The secondary impact affects network bandwidth and memory utilization. The massive volume of generated outbound packet objects places sustained pressure on the PHP garbage collector and memory allocator. Concurrently, the outgoing data stream can quickly saturate the host system's allocated uplink capacity, resulting in network-level denial of service for concurrent applications hosted on the same infrastructure.

It is relevant to note the discrepancy between the assigned CVSS v3.1 vector (CVSS:3.1/AV:N/AC:L/PR:L/UI:N/S:U/C:N/I:L/A:N) and the documented reality. While the vector indicates an Availability impact of 'None' and an Integrity impact of 'Low' (likely reflecting the visual state manipulation), the practical consequence of uncontrolled resource consumption inherently affects system availability. Security practitioners should evaluate the risk based on the concrete denial of service characteristics rather than the literal CVSS availability metric.

The primary and definitive remediation is to upgrade the PocketMine-MP installation to version 5.39.2 or later. This release contains the architectural shift necessary to detach client packet frequency from server broadcast operations. System administrators should verify their deployment versions using the standard server console commands.

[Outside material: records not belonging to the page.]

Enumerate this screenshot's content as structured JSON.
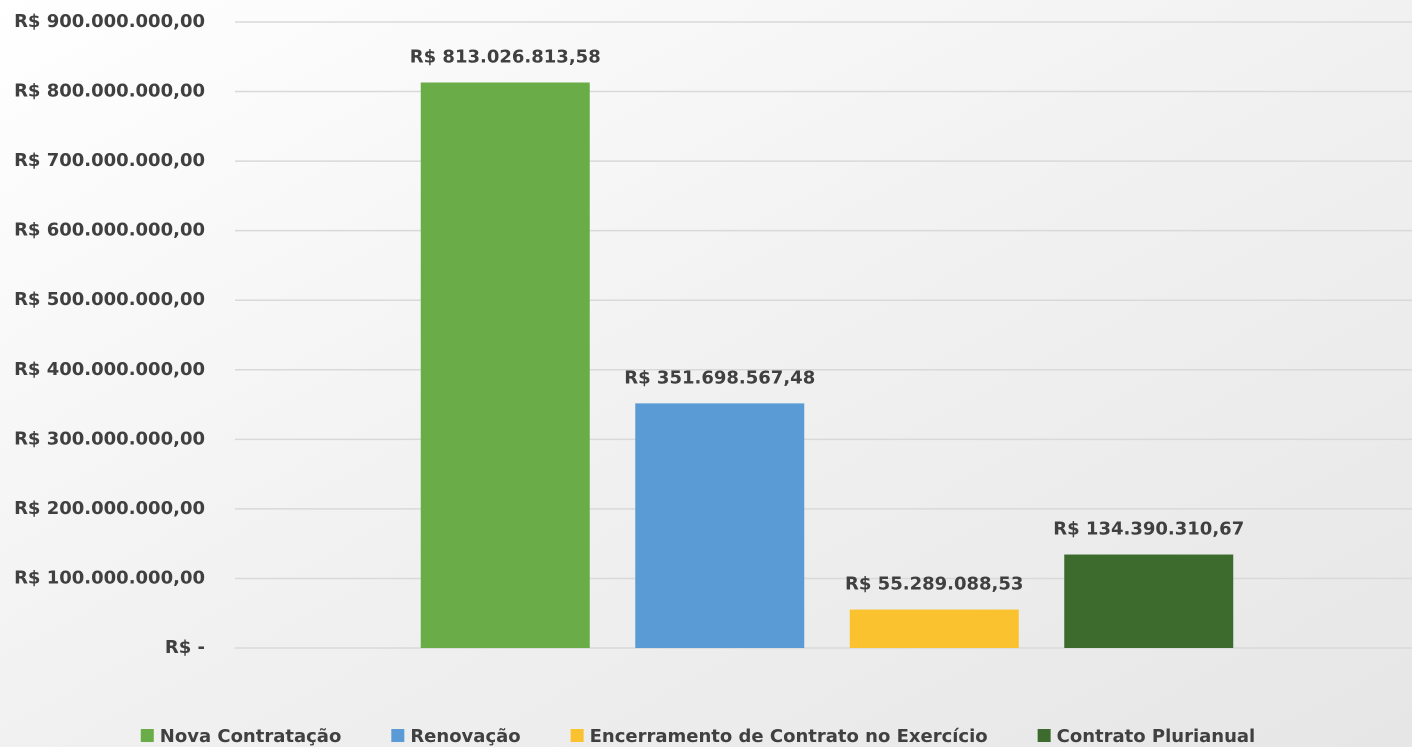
{
  "chart_data": {
    "type": "bar",
    "categories": [
      null
    ],
    "series": [
      {
        "name": "Nova Contratação",
        "color": "#6aac47",
        "values": [
          813026813.58
        ],
        "value_labels": [
          "R$ 813.026.813,58"
        ]
      },
      {
        "name": "Renovação",
        "color": "#5b9bd5",
        "values": [
          351698567.48
        ],
        "value_labels": [
          "R$ 351.698.567,48"
        ]
      },
      {
        "name": "Encerramento de Contrato no Exercício",
        "color": "#f9c22e",
        "values": [
          55289088.53
        ],
        "value_labels": [
          "R$ 55.289.088,53"
        ]
      },
      {
        "name": "Contrato Plurianual",
        "color": "#3c6b2d",
        "values": [
          134390310.67
        ],
        "value_labels": [
          "R$ 134.390.310,67"
        ]
      }
    ],
    "ylim": [
      0,
      900000000
    ],
    "yticks": [
      {
        "value": 0,
        "label": "R$ -"
      },
      {
        "value": 100000000,
        "label": "R$ 100.000.000,00"
      },
      {
        "value": 200000000,
        "label": "R$ 200.000.000,00"
      },
      {
        "value": 300000000,
        "label": "R$ 300.000.000,00"
      },
      {
        "value": 400000000,
        "label": "R$ 400.000.000,00"
      },
      {
        "value": 500000000,
        "label": "R$ 500.000.000,00"
      },
      {
        "value": 600000000,
        "label": "R$ 600.000.000,00"
      },
      {
        "value": 700000000,
        "label": "R$ 700.000.000,00"
      },
      {
        "value": 800000000,
        "label": "R$ 800.000.000,00"
      },
      {
        "value": 900000000,
        "label": "R$ 900.000.000,00"
      }
    ],
    "grid": true,
    "legend": "bottom"
  }
}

For environments subject to strict change control where an immediate core upgrade is prohibited, a temporary mitigation can be deployed via the plugin API. Developers can create a security plugin that hooks the DataPacketDecodeEvent lifecycle hook. This plugin must specifically intercept incoming ActorEventPacket instances and apply a custom token-bucket rate limit keyed by the source player entity.

Administrators can also implement heuristic monitoring to identify exploitation attempts. Security systems should alert on anomalous inbound packet rates originating from single authenticated connections. Connections exhibiting a disproportionate ratio of ActorEventPacket transmissions compared to movement or chunk request packets should be systematically terminated to preserve overall server stability.